The current outbreak of the novel coronavirus disease known as COVID-19 caused by the newly identified coronavirus strain SARS-CoV-2 has become a prominent health problem worldwide. Therefore, there is an urgent requirement to uncover the specified preventive measures to control the spread of the disease. Different therapeutic approaches such as administration of corticosteroids, vitamins, trace elements, immune enhancers and convalescent plasma recovery can be good alternatives, but the current emergent situation demands specified treatment. The development of vaccines will require longer durations; therefore, deployment of existing drugs as a repurposing approach remains a great option to combat this pathogenic virus. WHO includes different categories of drug treatment options such as antivirals, antimalarial, antiparasitic, antifungal anti-inflammatory, immunosuppressants, inhibitors of kinase and protease monoclonal antibodies immunomodulators, ACE inhibitors and others. Antiviral drugs such as remdesivir, lopinavir/ritonavir, favipiravir, umifenovir and antimalarial drugs such as chloroquine/hydroxychloroquine, and several combinations of these drugs are being utilized in different clinical trials and have shown efficacy in the treatment of COVID-19. We have reviewed a general outline about these drugs in the present chapter along with the strategies that may be deployed in the identification of further antiviral agents. However, the side effects associated with their administration and their minimal and maximum dosage norms require special attention. Therefore, the safety and efficacy criteria for the available drugs need confirmation via further clinical trials.

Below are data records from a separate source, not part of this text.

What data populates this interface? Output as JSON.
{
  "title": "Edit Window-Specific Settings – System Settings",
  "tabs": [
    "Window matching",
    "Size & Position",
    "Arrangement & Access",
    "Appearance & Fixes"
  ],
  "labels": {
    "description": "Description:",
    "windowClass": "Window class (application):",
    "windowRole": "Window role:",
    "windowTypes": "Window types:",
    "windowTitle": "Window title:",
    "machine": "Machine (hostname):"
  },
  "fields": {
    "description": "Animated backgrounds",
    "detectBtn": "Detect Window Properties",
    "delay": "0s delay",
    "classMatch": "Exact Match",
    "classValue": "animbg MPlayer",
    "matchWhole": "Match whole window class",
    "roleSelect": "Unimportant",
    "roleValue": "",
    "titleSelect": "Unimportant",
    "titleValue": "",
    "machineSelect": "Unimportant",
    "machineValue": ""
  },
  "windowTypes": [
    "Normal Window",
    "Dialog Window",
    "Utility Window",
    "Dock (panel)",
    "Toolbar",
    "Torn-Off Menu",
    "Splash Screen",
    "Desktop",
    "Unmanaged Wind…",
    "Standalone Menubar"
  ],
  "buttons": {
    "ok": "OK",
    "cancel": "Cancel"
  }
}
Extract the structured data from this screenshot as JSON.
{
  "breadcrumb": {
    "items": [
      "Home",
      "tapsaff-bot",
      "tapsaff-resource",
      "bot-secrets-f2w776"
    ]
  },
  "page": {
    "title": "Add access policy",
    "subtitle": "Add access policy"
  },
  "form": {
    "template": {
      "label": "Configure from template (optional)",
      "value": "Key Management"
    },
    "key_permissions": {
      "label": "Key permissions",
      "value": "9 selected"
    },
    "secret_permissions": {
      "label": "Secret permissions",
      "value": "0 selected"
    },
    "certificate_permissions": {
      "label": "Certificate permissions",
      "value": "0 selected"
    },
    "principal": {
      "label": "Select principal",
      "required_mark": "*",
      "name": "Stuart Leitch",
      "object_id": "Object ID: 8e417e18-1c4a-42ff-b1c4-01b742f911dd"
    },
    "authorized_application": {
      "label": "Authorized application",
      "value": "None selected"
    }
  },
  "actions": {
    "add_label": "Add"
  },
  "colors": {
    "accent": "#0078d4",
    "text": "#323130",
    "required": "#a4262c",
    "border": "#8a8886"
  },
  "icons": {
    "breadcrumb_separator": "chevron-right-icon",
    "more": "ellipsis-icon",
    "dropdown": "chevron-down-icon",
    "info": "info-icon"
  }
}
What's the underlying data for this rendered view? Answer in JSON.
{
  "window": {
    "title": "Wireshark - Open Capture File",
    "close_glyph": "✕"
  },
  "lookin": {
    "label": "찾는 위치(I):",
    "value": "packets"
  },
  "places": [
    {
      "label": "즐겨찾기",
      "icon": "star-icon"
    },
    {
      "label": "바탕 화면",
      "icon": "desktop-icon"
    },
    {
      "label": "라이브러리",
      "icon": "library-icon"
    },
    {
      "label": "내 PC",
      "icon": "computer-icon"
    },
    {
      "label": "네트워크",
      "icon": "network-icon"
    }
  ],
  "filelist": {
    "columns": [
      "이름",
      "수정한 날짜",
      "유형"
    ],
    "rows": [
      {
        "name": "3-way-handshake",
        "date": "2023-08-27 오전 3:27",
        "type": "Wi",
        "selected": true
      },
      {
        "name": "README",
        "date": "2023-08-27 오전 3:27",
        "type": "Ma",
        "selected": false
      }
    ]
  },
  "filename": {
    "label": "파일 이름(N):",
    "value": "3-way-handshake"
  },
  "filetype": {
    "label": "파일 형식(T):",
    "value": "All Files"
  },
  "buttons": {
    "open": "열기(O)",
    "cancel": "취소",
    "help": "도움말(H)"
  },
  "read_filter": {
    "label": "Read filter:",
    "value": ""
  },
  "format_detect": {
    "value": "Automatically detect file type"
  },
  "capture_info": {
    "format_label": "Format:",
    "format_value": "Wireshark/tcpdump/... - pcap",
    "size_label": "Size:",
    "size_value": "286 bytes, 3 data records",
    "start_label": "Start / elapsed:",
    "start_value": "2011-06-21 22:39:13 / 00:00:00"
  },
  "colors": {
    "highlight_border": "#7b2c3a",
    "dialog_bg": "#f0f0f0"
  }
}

The ongoing situation of COVID-19 pandemic entails us towards the development of a prophylactic vaccine as a public health priority. The emergence of SARS-CoV-2 in Wuhan, China during December 2019 marked the third introduction of a highly pathogenic Coronavirus into human population in the twenty-first century. Knowledge from the former vaccine candidates of SARS-CoV and MERS-CoV has unlocked the door for the developers to accelerate the global vaccine development pathway for ongoing COVID-19 pandemic, soon after the online publication of SARSCoV- 2 genomic sequence. The vaccine development pipeline for COVID-19 shows a promising result by utilizing various platforms (nucleic acid, viral vector, recombinant protein, live attenuated viruses, inactivated viruses and virus like particles) with different strategies. Surprisingly till now, we have about 190 vaccine candidates in the clinical and pre-clinical pipeline till 31st August 2020. Approximately, 39 of these vaccine candidates are impending into the human clinical trials after showing significant safety data in preclinical studies of which, 8 vaccine candidates are running in final phase3 stage. Three of them have got an emergency approval for limited or early use. At least 8 candidate vaccines have been developed from India, from which 2 of them have entered phase2 trials. Already existing tuberculosis vaccines are also being tested in clinical trials bridging the gap before a potential COVID-19 vaccine is developed. This chapter highlights the obstacles for implementation of vaccine development for SARS-CoV-2. One of the impediments is identification of high-risk population including frontline health care workers, elderly individuals and persons with pre-existing chronic diseases. We have also provided a comprehensive overview about the COVID-19 vaccine candidates that are in preclinical and clinical stages of development. Thus, fast track clinical trials of many candidates are implemented in different geographical regions promising a prophylactic vaccine against SARS-CoV-2.